Maria Houser Conzemius July 29, 2012 at 05:05 PM
Matthew Georges, I already admitted the accident was probably my fault. That's how you know the accident was probably my fault. At 106 degrees, people do bonk and do get dazed and confused. The bicyclist might have cut in front of me and come in too close, without allowing enough distance between us. Due to the extreme heat and the shock of the crash, I'm not sure. I was a good Samaritan to bicyclists far more in need of help than I was. I picked up a 71-year-old man with a heart condition, diabetes, and a bad knee who really was dazed and confused in the heat. He didn't know what town he was in even after I told him once or twice, couldn't read a map in the car, and definitely needed help. He was extremely nice and gave me a kiss before his wife picked him up. "God bless you," he said twice. He was wearing a cross. I liked Harley. His team doctor had already told him he was done for the week but he tried one more day, one day too many. His wife came and got him in Marshalltown after I drove him there. I also picked up a nice woman from Iowa City who'd pulled her Achilles tendon. I drove her to Webster City. I picked up a 19-year-old, who biked with me to the next town, who'd grown up on a farm near Columbus Junction. She'd ridden every mile of her first RAGBRAI till the last day, when she was walking up a hill with knee pain. I took her to Clinton. I offered help to several other people but they managed to either tough it out or get ahold of their partners.

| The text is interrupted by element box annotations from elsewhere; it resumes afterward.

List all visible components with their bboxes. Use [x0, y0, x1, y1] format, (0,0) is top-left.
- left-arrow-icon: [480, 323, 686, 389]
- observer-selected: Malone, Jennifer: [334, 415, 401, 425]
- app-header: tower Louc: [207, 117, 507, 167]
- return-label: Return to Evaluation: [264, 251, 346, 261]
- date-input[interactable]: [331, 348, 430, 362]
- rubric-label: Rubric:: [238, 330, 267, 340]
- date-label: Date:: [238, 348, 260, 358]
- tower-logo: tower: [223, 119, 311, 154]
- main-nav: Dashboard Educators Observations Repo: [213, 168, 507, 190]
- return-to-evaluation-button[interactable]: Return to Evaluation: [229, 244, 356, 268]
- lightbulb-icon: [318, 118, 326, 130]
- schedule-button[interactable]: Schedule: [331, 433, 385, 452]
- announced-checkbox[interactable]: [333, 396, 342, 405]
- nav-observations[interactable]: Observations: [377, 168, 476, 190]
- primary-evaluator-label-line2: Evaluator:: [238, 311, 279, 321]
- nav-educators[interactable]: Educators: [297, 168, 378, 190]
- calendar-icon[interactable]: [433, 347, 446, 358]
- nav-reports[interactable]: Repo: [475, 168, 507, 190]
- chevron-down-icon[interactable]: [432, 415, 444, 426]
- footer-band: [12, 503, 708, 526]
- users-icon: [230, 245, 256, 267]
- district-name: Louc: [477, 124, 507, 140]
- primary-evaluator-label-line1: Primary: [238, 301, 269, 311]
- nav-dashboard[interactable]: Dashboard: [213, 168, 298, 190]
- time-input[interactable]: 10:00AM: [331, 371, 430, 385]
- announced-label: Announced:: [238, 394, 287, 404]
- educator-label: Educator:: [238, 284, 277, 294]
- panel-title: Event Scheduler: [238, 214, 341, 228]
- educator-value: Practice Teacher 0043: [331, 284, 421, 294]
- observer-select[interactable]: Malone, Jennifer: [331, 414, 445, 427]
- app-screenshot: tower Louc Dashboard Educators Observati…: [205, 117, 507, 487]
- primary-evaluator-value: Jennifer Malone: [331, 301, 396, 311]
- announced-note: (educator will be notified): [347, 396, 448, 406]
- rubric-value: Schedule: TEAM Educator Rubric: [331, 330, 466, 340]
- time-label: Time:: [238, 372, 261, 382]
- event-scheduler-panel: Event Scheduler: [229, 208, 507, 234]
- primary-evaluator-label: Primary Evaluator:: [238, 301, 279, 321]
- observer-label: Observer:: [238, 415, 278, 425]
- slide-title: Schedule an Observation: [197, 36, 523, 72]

Maria Houser Conzemius July 29, 2012 at 05:06 PM
So Matthew, you were on RAGBRAI too?
Matthew Georges July 29, 2012 at 05:52 PM
I didn't say you weren't a good Samaritan or a nice person, but it is always important to be hyper vigilant about your surroundings especially when riding in a group. I was on the ride this year, self supported. Our team rides towards the tail end of the pack for several reasons: first, who wants to wake up before 6AM on vacation? Second, we avoid the massive crowds of cyclists that dangerously mix spandex clad pace lines with novice riders and children. The crowd makes it hard to take the downhills at enough speed to be able to carry you up the other side. Next, we often arrive in the pass through towns as the vendors are beginning to shut down and often offer us better deals or even free food they don't want to take with them! I think it is important to visit the small towns and to stop and smell the roses rather than spinning your way to the end town before noon. Lastly, ask Frank Iowa and he'll tell you the most colorful and interesting people come out at night on Ragbrai! I had a great time again this year, my second. We took naps in the shade for hours when the sun got too hot and carried coolers to always have a cold beverage on hand when we wanted one. We always got to the end town before midnight. As with many things in life, but especially Ragbrai, it's the journey not the destination that is most important.
Maria Houser Conzemius July 29, 2012 at 08:22 PM
Matthew Georges, I am naturally hypervigilant. I really think the heat was affecting me. Enough about that. I can really get into your attitude toward NOT getting up before 6 a.m. on vacation. We got up at 6:15 a.m. most mornings and I was still exhausted by the end of RAGBRAI. You sound like a tough rider. Glad to know another RAGBRAI-er. There's all different kinds of riders and ways to do RAGBRAI. Riding out to RAGBRAI is getting really popular and I look forward to doing that some day. When we started we had two young children and an elderly man, my father, so we brought our car for when someone got tired or too hot or both. We got used to doing it that way, but some day, I'm going to do every mile!